Neoliberal politics from both the “left” and the “right” have had a debilitating effect on egalitarian democracies.  Neither “side” of politics (Labor/Liberal or Republican/Democrat) have a policy platform designed to rectify inequality, or our increasingly controlling police state, or our endless pointless involvement in wars on the other side of the planet.  The best we can hope for is to be a little less unequal, by choosing a candidate that leans towards helping the proletarians.  Instead each “side” have internalised neo-liberal conservative values to a lesser or greater extent.   Unless either side tailors a persuasive vision of real world solutions based on evidence – as opposed to ideology – from more successful democracies (i.e. Europe), the downward spiral of inequality and social class division will continue.  Unless the “lefter” side of “right” begin to propose policy platforms that could achieve a shift away from what cripples our economies, then they will continue to lose elections and the public’s faith.

It’s just a step to the left.

Interestingly in Australia, both Labor and Liberal have begun leaning a little to the left (Labor in policy and voting history, and the Liberals with regards to the 2017 budget).  A departure from previous history. Such wins are small and their longer term future uncertain. The positive aspects of the 2017 Liberal government budget and health reforms, still exist in context alongside other classic neoliberal policies, such as tax breaks for the wealthy at the expense of the impoverished. Both Trump and Turnbull share the delusion that trickle down economics is a way forward, despite all the real world evidence that it has never workedWages and jobs remain depressed in both countries and unemployment is the only growth area.

 Death by 1000 cuts.

Very few of the changes that harm our society are rushed, although the Rebublicans are certainly trying it with healthcare.  Once suggesting the nascent beginnings of a possible policy paradigm shift – the very likely soon to be extinct Obamacare – has proven to be merely an ephemeral reform, yielding to an upsurge in the everlasting tidal vices of greed and self interest.  Likewise, the increasing incremental attacks on Medicare in Australia are following a similar path by way of stealth such as freezes and coverage removals leading eventually to an American privatised style medical system.

Of course, even Trump recognises that Australia’s universal healthcare system is currently still a long way from being anything like what they have in America. However, the eventual dissolution of Medicare was never going to be a matter of outright overnight dissolution, in the manner that Trump and the Republicans are seeking to achieve with the dissolution of Obamacare. Rather, it will be the gradual death by one thousand cuts, with Australia gradually devolving to a system where big phama, hospitals, insurance, bio-medical and prosthetic companies garner huge profits at the expense of failing health and ageing demographics of our society.

 Paths once trod we follow.

Are the Roman and American empires fates entwined?

Are the Roman and American empires fates entwined?

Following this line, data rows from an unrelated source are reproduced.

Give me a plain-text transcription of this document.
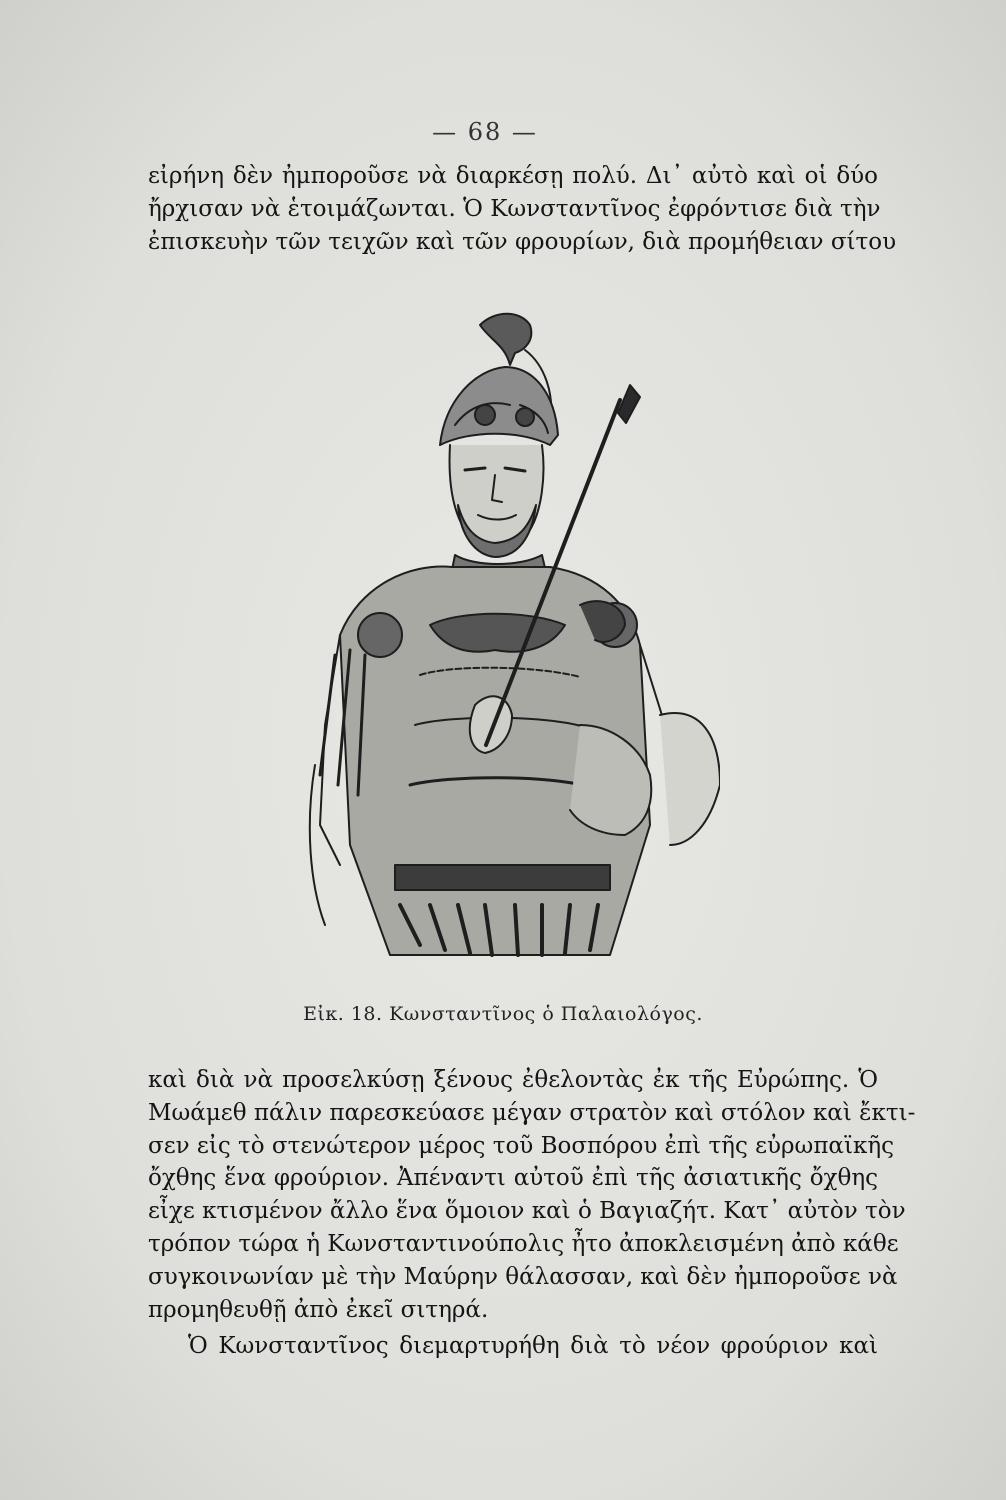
— 68 —

εἰρήνη δὲν ἠμποροῦσε νὰ διαρκέσῃ πολύ. Δι᾽ αὐτὸ καὶ οἱ δύο
ἤρχισαν νὰ ἑτοιμάζωνται. Ὁ Κωνσταντῖνος ἐφρόντισε διὰ τὴν
ἐπισκευὴν τῶν τειχῶν καὶ τῶν φρουρίων, διὰ προμήθειαν σίτου

Εἰκ. 18. Κωνσταντῖνος ὁ Παλαιολόγος.

καὶ διὰ νὰ προσελκύσῃ ξένους ἐθελοντὰς ἐκ τῆς Εὐρώπης. Ὁ
Μωάμεθ πάλιν παρεσκεύασε μέγαν στρατὸν καὶ στόλον καὶ ἔκτι-
σεν εἰς τὸ στενώτερον μέρος τοῦ Βοσπόρου ἐπὶ τῆς εὐρωπαϊκῆς
ὄχθης ἕνα φρούριον. Ἀπέναντι αὐτοῦ ἐπὶ τῆς ἀσιατικῆς ὄχθης
εἶχε κτισμένον ἄλλο ἕνα ὅμοιον καὶ ὁ Βαγιαζήτ. Κατ᾽ αὐτὸν τὸν
τρόπον τώρα ἡ Κωνσταντινούπολις ἦτο ἀποκλεισμένη ἀπὸ κάθε
συγκοινωνίαν μὲ τὴν Μαύρην θάλασσαν, καὶ δὲν ἠμποροῦσε νὰ
προμηθευθῇ ἀπὸ ἐκεῖ σιτηρά.

Ὁ Κωνσταντῖνος διεμαρτυρήθη διὰ τὸ νέον φρούριον καὶ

With so little political differences in policies, how will any of this change? Being self-contented and tranquil is the domain of spiritual gurus, saints and philosophers, but many of us find our political plight disturbing and seek change. America, although, is as unlikely to change anymore than the Roman Empire once did. Only collapse or revolution ever bought about real change in the Roman Empire. Is America’s only hope therefore, its eventual collapse? And even if that occurs how will it ever satisfy its insatiable vice of greed?  How much longer will it take for Australia to follow that path?  Do we have hope of another, less-traveled path?  Is there hope that we are not as America-lite as some dread?  For example, if you have to go to the pains that Matt Wade did to assert our differences, is that because he is aware of how many similarities we have?  How long will such differences remain? And if either nation changes course, for how long shall we stay that course, guided by the sort of people that are currently attracted to a polity where self aggrandisement and avarice takes precedence over leadership, governance and vision?  Some vices transcend time, revolution and society.